Gaybutton wrote: ↑Mon Aug 15, 2022 6:55 pm
For all I know, in the near future, maybe even as soon as this coming high season, there may be a far greater number of Chinese tourists going to Thailand than ever before. I believe the odds are against that and the reality will be far fewer than before. 40 million? Within the next three years? I just don't see that happening. I don't even see 10 million happening any time very soon.
For clarification, I just picked the 40 million tourists figure as a rounded off version of the 39 million that were seen pre-covid. I see no immediate risk of that with covid restrictions in some countries, plus high energy prices.
As for 2022 numbers, the most recent month for which I can see data is June, for which 0.77 million is the figure.
https://tradingeconomics.com/thailand/tourist-arrivals
Annualised, that amounts to 9.2 million, so not far off the 10 million.
However, given 5 slow months in early 2022, they will need a far higher arrivals rate in the remainder of the year to get 10 million in 2022. From a very rough interpretation of the graph, that's about 2 million tourists in the first 6 months. So they need 1.3 million per month in the second half of the year to hit 10 million in 2022.
As the Thai pass was lifted on 1 July, I wouldn't rule out some uplift in numbers ?
As for China, well they are still pursuing "zero covid" policies. Here is a recent example:
https://www.bbc.co.uk/news/world-asia-china-62547503
I'm slightly surprised that their dear leader has backed off on quarantine for travel to just 10 days, however even that ought to deter tourists.
I don't know how long he will persist with this nonsense, however, obviously the Chinese vaccines are not much use and the vaccination rate amongst the elderly is low. So if they did relax restrictions, I imagine there would be a lot of deaths.

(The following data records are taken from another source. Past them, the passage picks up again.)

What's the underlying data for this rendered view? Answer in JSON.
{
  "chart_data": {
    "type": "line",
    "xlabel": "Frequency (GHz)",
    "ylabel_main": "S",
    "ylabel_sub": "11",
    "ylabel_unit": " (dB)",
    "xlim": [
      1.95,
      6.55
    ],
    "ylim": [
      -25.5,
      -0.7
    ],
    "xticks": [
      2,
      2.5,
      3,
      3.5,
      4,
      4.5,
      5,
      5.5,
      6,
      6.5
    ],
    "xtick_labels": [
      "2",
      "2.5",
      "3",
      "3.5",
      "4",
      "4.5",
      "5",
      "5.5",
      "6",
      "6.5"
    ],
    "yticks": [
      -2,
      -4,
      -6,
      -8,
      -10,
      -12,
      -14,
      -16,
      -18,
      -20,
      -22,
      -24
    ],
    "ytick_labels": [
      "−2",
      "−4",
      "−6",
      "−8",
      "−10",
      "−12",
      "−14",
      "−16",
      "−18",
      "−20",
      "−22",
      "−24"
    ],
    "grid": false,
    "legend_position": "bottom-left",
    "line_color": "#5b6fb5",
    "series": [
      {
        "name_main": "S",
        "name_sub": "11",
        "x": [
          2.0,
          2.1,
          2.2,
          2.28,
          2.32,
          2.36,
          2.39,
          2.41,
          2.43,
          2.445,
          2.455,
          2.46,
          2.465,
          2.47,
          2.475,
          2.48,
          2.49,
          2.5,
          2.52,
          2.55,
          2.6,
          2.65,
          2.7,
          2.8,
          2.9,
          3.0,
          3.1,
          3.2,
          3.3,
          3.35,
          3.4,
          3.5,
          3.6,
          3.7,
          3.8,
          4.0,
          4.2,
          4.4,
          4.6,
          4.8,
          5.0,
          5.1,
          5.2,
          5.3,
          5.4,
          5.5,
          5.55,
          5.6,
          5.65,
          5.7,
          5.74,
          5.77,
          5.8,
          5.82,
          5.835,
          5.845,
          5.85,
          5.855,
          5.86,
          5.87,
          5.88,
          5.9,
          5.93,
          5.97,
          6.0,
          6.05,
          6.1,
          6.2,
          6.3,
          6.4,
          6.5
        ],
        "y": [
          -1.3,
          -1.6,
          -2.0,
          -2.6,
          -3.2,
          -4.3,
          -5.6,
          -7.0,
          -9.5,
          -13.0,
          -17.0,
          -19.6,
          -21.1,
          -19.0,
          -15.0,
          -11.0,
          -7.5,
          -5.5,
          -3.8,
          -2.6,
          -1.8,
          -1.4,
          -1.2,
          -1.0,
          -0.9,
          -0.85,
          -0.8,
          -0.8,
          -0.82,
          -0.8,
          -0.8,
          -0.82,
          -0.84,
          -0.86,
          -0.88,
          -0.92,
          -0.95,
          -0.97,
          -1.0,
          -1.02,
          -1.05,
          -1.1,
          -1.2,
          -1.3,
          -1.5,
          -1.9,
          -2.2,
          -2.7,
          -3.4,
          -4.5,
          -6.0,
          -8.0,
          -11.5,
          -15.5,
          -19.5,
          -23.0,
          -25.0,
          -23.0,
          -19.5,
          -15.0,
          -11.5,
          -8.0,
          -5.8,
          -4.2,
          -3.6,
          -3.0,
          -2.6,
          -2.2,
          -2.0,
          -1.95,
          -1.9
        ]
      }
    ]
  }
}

China ought to have access to mRNA vaccines, since whilst Biontech licensed their technology to Pfizer for most markets, they licensed it to a Chinese company for the Chinese market. For some reason, China has decided not to use it.
The obvious way forward is to roll out mRNA vaccines and once they have a good vaccine, find some way of persuading or coercing* the elderly to take it as well. Then drop restrictions. [*I would think the Chinese are used to coercion].
As far as I can tell, hordes of Chinese tourists are not imminent.